Baseline tumor-immune signatures associated with response to bempegaldesleukin (NKTR-214) and nivolumab.

Abstract

2623 Background: PIVOT-02 is an ongoing phase 1/2 study of bempegaldesleukin (NKTR-214), a CD122-preferential IL-2 pathway agonist, plus nivolumab in patients with advanced solid tumors. Bempegaldesleukin (NKTR-214) increases proliferative tumor infiltrating lymphocytes (TIL) and cell surface PD-1 on immune cells and PD-L1 on tumor cells, demonstrating potential synergy with anti-PD-1 therapy. Pre-treatment tumor biopsies from metastatic 1L melanoma (MEL) and urothelial carcinoma (UC) patients were analyzed to correlate baseline immune phenotype to response.
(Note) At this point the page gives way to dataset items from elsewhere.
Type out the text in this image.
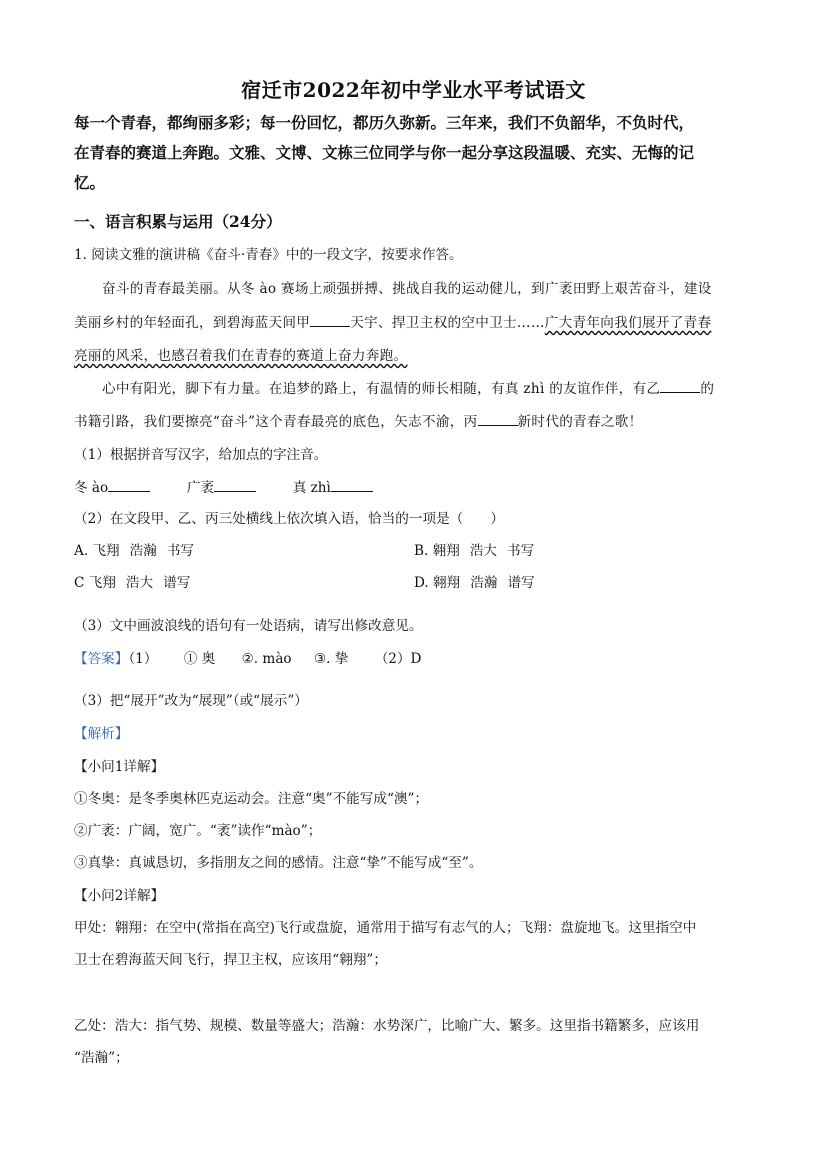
宿迁市2022年初中学业水平考试语文
每一个青春，都绚丽多彩；每一份回忆，都历久弥新。三年来，我们不负韶华，不负时代，
在青春的赛道上奔跑。文雅、文博、文栋三位同学与你一起分享这段温暖、充实、无悔的记
忆。
一、语言积累与运用（24分）
1. 阅读文雅的演讲稿《奋斗·青春》中的一段文字，按要求作答。
奋斗的青春最美丽。从冬 ào 赛场上顽强拼搏、挑战自我的运动健儿，到广袤田野上艰苦奋斗，建设
美丽乡村的年轻面孔，到碧海蓝天间甲	天宇、捍卫主权的空中卫士……广大青年向我们展开了青春
亮丽的风采，也感召着我们在青春的赛道上奋力奔跑。
心中有阳光，脚下有力量。在追梦的路上，有温情的师长相随，有真 zhì 的友谊作伴，有乙	的
书籍引路，我们要擦亮“奋斗”这个青春最亮的底色，矢志不渝，丙	新时代的青春之歌！
（1）根据拼音写汉字，给加点的字注音。
冬 ào	广袤	真 zhì
（2）在文段甲、乙、丙三处横线上依次填入语，恰当的一项是（　　）
A. 飞翔 浩瀚 书写	B. 翱翔 浩大 书写
C 飞翔 浩大 谱写	D. 翱翔 浩瀚 谱写
（3）文中画波浪线的语句有一处语病，请写出修改意见。
【答案】（1） ① 奥 ②. mào ③. 挚 （2）D
（3）把“展开”改为“展现”（或“展示”）
【解析】
【小问1详解】
①冬奥：是冬季奥林匹克运动会。注意“奥”不能写成“澳”；
②广袤：广阔，宽广。“袤”读作“mào”；
③真挚：真诚恳切，多指朋友之间的感情。注意“挚”不能写成“至”。
【小问2详解】
甲处：翱翔：在空中(常指在高空)飞行或盘旋，通常用于描写有志气的人；飞翔：盘旋地飞。这里指空中
卫士在碧海蓝天间飞行，捍卫主权，应该用“翱翔”；
乙处：浩大：指气势、规模、数量等盛大；浩瀚：水势深广，比喻广大、繁多。这里指书籍繁多，应该用
“浩瀚”；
Methods: Pre-treatment TIL (CD8+ T cells/mm2 and %CD3+ by IHC; 29 MEL; 22 UC) were measured and divided into high and low groups based on median values. PD-L1 (% PD-L1 on tumor cells by IHC [28-8 PharmDx]; 33 MEL; 23 UC) was scored negative (<1%) or positive (≥1%). Interferon gamma gene score (IFNG; 11 MEL) was scored as high or low based on median p value of <0.1 for 15 genes (EdgeSeq). High and low groups were correlated with responses per RECIST 1.1. Results: Baseline demographics and prognostic factors were balanced in the biomarker subgroups. Response rates for response evaluable MEL and UC were 53% (SITC 2018) and 48% (ASCO-GU 2019), respectively. In MEL, median values of CD3-TIL and CD8-TIL were 19% and 203 cells/mm2, respectively. Response rate correlations were 67% and 20% with IFNG high and low, 79% and 29% with CD3-TIL high and low, 79% and 33% with CD8-TIL high and low, and 68% and 43% with PD-L1 positive and negative. Most importantly, responses were observed in patients with the least favorable tumor microenvironment, characterized as both PD-L1 negative and TIL low, with responses of 17% (1/6 CD8-TIL), and 25% (2/8 CD3-TIL), respectively. Similar correlative trends were observed in UC, with 50% (4/8 CD8-TIL) and 38% (3/8 CD3-TIL) responses in patients with least favorable microenvironment. Conclusions: The biomarker program included in PIVOT-02 identified baseline immune signatures correlated with response for MEL and UC. The response rates observed in both the favorable and unfavorable tumor microenvironments indicate the potential of this combination and support its broad development. Clinical trial information: NCT02983045.